Zweieinhalb Jahre Haft für Insolvenzvergehen: eine Strafe, die im deutschen Rechtssystem wohl deutlich geringer ausgefallen wäre. Der ehemalige Tennisprofi kommt nach etwas mehr als sieben Monaten frei – unter der Bedingung, Großbritannien zu verlassen. Über diese Zeit hat Becker ein Buch für einen englischen Verlag geschrieben. Doch es erscheint zuerst hierzulande, und zwar unter dem Titel: „Inside. Gewinnen – Verlieren – Neu beginnen“.
„Kontrolliere die Angst“
Er ist Häftling A2923EV. Zuerst nur diese Kombination aus Buchstaben und Zahlen. Nicht mehr. Anfangs vermeidet er jeden Blick zu anderen Gefangenen. Dann lernt Boris Becker, wie man sich verhält als Häftling, wie man sich einreiht, wem man aus dem Weg geht, mit wem man sich gut stellt.

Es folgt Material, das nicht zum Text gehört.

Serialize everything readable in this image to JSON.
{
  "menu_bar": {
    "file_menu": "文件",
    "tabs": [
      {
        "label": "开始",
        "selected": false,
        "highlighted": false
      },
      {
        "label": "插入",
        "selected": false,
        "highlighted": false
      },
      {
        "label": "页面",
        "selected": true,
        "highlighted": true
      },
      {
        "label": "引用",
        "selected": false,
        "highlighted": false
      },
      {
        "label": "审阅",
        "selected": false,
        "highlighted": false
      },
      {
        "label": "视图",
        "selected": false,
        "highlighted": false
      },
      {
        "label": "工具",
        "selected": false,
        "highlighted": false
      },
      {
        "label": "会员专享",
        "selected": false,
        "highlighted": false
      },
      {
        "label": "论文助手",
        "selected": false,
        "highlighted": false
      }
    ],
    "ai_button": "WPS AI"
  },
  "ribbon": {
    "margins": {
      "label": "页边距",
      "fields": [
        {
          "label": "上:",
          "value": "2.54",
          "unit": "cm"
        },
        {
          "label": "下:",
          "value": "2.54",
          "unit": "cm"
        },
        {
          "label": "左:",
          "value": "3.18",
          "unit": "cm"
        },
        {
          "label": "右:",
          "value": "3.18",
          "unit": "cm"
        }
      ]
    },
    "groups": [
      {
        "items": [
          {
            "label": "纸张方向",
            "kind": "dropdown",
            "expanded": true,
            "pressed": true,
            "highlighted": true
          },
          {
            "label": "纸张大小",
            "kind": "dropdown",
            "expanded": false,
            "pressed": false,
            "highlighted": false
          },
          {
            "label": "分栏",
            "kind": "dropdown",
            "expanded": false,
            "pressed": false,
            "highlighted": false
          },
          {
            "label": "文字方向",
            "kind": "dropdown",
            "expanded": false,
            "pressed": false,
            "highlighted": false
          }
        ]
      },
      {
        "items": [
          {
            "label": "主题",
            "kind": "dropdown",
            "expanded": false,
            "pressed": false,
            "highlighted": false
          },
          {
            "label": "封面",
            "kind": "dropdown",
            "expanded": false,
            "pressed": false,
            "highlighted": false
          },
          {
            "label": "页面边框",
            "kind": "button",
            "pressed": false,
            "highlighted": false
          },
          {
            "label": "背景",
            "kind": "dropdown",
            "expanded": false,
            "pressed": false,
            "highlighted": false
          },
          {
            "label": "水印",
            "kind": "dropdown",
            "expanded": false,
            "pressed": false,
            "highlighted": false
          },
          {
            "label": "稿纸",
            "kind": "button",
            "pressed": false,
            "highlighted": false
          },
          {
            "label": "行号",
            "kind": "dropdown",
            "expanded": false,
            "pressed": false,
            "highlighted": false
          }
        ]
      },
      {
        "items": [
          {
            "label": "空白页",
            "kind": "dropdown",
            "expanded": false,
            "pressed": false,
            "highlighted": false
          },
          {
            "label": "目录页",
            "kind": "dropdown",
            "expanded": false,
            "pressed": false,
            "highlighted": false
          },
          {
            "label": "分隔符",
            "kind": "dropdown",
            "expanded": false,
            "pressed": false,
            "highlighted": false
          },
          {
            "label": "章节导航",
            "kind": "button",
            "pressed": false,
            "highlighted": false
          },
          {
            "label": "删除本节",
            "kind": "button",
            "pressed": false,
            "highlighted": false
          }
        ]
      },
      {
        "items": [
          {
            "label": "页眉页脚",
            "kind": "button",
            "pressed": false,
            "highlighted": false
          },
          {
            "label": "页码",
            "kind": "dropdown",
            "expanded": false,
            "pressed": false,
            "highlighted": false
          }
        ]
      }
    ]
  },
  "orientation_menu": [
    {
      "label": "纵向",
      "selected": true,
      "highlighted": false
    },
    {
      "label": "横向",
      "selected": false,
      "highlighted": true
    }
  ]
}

„Kontrolliere die Angst. Mach die Schultern breit, zeig Präsenz, so wie man es macht, wenn man als Teenager den Center Court betritt, so wie man es macht, wenn man als Jungspund in der Umkleidekabine von erwachsenen Männern umringt ist, die einen einschüchtern wollen, bevor man raus auf den Platz geht“, heißt es da.
Tiefgründiger als seine Autobiografie mit Mitte 40
Zusammen mit dem britischen Sportjournalisten und Schriftsteller Tom Fordyce hat Becker dieses Buch geschrieben. Sein drittes und sicherlich sein wichtigstes. Und wohl auch das, wofür „der Leimener“ – das Becker-Synonym hierzulande – am meisten Beachtung bekommen wird. Seine Autobiografie mit Mitte 40, „Das Leben ist kein Spiel“, bereute er nach eigener Aussage schon bald. Zu plapperhaft der Inhalt.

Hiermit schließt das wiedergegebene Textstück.